The Irish Sailing Association, also known as Irish Sailing, is the national governing body for sailing, powerboating and windsurfing in Ireland.

Founded in 1945 as the Irish Dinghy Racing Association, it became the Irish Yachting Association in 1964 and the Irish Sailing Association in 1992.

Irish Sailing is a Member National Authority (MNA) of World Sailing and a member of the Olympic Federation of Ireland.

The Association is governed by a volunteer board, elected by the member clubs. Policy Groups provide the link with members and stakeholders while advising the Board on specialist areas. There is a professional administration and performance staff, based at the headquarters in Dun Laoghaire, Co. Dublin.

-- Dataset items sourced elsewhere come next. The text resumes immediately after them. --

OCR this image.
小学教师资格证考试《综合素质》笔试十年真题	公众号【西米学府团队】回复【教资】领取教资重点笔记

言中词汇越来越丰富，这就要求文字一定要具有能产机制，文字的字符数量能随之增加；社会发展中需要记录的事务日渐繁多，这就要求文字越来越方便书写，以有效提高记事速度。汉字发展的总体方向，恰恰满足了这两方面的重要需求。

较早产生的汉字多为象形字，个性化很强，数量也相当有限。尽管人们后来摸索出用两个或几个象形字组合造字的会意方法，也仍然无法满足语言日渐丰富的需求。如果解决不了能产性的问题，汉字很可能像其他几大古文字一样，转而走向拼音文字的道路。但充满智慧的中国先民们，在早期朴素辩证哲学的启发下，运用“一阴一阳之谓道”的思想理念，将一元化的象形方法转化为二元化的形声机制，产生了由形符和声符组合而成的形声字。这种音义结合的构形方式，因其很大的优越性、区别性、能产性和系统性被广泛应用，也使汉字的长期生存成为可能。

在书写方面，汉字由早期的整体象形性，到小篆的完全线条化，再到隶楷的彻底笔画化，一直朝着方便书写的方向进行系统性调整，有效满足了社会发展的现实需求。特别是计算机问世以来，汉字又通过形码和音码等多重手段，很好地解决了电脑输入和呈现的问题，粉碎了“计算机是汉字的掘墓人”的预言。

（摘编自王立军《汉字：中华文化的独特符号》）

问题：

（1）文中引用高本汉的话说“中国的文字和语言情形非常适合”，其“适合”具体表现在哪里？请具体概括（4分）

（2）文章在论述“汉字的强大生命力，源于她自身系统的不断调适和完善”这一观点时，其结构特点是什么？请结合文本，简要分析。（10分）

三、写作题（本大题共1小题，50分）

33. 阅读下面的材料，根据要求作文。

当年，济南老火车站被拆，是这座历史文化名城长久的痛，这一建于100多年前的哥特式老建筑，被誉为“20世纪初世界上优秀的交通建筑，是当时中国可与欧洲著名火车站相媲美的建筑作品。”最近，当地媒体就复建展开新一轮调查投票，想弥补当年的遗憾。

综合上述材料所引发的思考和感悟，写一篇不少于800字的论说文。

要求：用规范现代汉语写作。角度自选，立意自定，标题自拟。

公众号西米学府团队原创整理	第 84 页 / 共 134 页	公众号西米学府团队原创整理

Core functions include the regulation of sailing education, administering racing and selection of Irish sailors for international competition. It is the body recognised by the Olympic Federation of Ireland for nominating Irish qualified sailors to be considered for selection to represent Ireland at the Olympic Games. Irish sailors have medalled twice at the Olympics – David Wilkins and Jamie Wikinson at the 1980 games, and Annalise Murphy at the 2016 games.

The Association, through its network of clubs and centres, offers curriculum-based training in the various sailing, windsurfing and powerboating disciplines. Irish Sailing qualifications are recognised by Irish and European Authorities. Most prominent of these are the Yachtmaster and the International Certificate of Competency.

It runs the annual All-Ireland Championships (formerly the Helmsman’s Championship) for senior and junior sailors.

The Association has been led by leading lights in the sailing and business communities. These include Douglas Heard, Clayton Love Junior, John Burke and Robert Dix.

Close to 100 sailors have represented Ireland at the Olympic and Paralympic Games.

Membership of Irish Sailing is either by direct application or through membership of an affiliated organisation. The annual membership fee ranges from €75 for families, down to €20 for Seniors and Juniors.